Evan menghela napas, lalu menyandarkan tubuhnya pada tembok. "Iyalah pasti. Waktu lihat kalian jalan berdua, aku jadi mikir harusnya yang jalan di samping kamu kan aku. Sekali-kali, aku juga pengin kaya pasangan normal lain yang bisa jalan bareng berdua di tempat umum, nggak perlu sembunyi-sembunyi kaya gini kalau mau ketemu."

Sekilas, Brina bisa menangkap ada rasa frustasi di perkataan Evan. Bukan Cuma Evan, Brina juga menginginkan hal yang sama. Tapi mereka mesti bersabar untuk saat ini. Pak Rifan, pelatih klub voli yang Evan masuki tak memperbolehkan anggotanya untuk berpacaran karena menurutnya bakal mengganggu performa mereka di lapangan.

Selain itu, Widya, ibu Brina juga punya pemikiran yang kurang lebih sama. Hubungan mereka bakal kandas di tengah jalan kalau sampai ketahuan. Maka dari itu, mereka tak bisa mengambil risiko untuk bertemu di tempat umum.
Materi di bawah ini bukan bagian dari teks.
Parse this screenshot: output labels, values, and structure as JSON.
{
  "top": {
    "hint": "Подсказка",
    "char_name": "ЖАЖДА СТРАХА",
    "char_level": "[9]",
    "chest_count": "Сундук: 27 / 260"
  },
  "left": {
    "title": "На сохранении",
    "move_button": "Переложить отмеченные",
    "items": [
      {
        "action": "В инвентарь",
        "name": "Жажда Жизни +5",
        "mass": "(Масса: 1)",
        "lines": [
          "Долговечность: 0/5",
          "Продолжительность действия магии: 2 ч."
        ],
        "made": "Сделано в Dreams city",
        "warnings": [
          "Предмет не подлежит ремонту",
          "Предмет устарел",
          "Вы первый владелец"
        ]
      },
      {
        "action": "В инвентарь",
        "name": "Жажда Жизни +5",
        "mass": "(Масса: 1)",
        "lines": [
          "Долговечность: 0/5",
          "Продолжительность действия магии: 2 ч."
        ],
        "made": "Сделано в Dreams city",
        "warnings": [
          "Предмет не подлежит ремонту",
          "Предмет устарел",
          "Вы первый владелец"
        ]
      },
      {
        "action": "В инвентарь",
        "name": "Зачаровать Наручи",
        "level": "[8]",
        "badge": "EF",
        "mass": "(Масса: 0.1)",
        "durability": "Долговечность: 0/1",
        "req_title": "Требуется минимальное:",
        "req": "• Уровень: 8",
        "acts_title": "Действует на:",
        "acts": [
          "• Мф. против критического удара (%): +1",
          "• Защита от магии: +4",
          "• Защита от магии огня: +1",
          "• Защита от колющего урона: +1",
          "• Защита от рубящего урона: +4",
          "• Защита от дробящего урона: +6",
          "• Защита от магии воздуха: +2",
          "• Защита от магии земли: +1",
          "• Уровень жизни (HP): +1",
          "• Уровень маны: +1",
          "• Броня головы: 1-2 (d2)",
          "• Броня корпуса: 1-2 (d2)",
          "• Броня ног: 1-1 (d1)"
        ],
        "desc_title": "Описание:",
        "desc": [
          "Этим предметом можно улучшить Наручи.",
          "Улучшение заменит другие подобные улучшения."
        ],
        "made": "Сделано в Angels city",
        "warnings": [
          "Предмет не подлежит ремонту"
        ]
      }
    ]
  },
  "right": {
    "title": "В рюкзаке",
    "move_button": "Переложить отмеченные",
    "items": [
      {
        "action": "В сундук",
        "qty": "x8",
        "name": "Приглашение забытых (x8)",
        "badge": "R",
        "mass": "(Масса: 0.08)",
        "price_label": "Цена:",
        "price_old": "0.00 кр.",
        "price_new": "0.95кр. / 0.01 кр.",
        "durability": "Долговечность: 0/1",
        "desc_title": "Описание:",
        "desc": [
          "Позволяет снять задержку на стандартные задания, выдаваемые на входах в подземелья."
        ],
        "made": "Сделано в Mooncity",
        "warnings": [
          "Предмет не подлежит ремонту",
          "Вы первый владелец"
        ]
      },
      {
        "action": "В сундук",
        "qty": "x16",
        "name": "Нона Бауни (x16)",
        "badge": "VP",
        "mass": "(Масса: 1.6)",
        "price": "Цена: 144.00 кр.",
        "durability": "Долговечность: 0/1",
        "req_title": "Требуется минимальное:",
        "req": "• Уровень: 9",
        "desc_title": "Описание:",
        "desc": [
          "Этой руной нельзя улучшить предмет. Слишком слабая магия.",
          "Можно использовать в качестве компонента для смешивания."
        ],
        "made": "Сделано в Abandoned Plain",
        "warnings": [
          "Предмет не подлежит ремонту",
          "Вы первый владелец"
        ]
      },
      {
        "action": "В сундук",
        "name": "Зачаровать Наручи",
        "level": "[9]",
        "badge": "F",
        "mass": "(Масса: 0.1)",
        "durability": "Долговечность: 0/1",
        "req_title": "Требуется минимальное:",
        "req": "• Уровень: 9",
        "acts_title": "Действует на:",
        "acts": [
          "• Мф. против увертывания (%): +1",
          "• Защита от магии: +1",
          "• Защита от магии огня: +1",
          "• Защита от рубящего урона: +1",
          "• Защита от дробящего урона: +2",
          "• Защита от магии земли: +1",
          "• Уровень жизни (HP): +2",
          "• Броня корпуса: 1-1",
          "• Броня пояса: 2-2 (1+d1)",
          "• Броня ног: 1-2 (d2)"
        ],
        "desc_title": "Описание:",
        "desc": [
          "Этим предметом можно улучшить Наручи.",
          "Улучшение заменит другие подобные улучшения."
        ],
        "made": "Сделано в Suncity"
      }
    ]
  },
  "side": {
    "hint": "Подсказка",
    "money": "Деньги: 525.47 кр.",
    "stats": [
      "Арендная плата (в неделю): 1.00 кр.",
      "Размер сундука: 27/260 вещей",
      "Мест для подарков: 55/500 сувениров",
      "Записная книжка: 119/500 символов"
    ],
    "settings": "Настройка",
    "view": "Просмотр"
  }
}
"Nanti bakal ada waktunya kok," ujar Brina berusaha menenangkan. Ia meminum susu dan memakan roti yang disodorkan Evan. Sejenak, terlintas di pikirannya untuk bercerita pada Evan soal dua garis merah di testpack tadi pagi. Evan juga harus tahu kan? Pikirnya.

"Oh iya, gimana persiapan buat audisi tim volinya?" tanya Brina. Ia ingat kalau tidak salah Evan akan mengikuti audisi untuk masuk ke salah satu tim voli profesinal minggu ini. Menjadi atlet voli profesional selalu menjadi impian Evan sejak kecil, audisi ini tentu menjadi kesempatan yang bagus buatnya.

"Buat saat ini, lancar-lancar aja sih. Nggak ada masalah sama kondisi badan aku, semuanya prima," tanggap Evan. "Tapi aku agak gugup, pasti yang ikut juga jago-jago kan? Aku takut kalau nggak bisa nampilin yang terbaik nantinya."

"Kamu pasti bisa kok, kamu kan udah main voli dari kecil. Aku yakin kamu bakal lolos. Dan kalaupun nantinya nggak lolos, bakal ada kesempatan yang lebih bagus nantinya," ujar Brina, berusaha menangkan, "Jadi, jangan terlalu khawatir."

Mendengar ucapan Brina, raut wajah Evan yang semula murung berangsur ceria kembali. "Makasih ya, nanti bakal aku traktir kalau aku lolos."

Siang itu, niat Brina untuk menceritakan segalanya jadi padam. Ia takut kalau apa yang ia katakan bakal membuat konsentrasi Evan buyar. Bagaimanapun juga, Evan tengah berjuang untuk mencapai impiannya, Brina tak ingin menjadi penghalang buatnya. Hingga beberapa hari kedepan, Brina terpaksa menyimpan semua kekhawatirannya sendirian.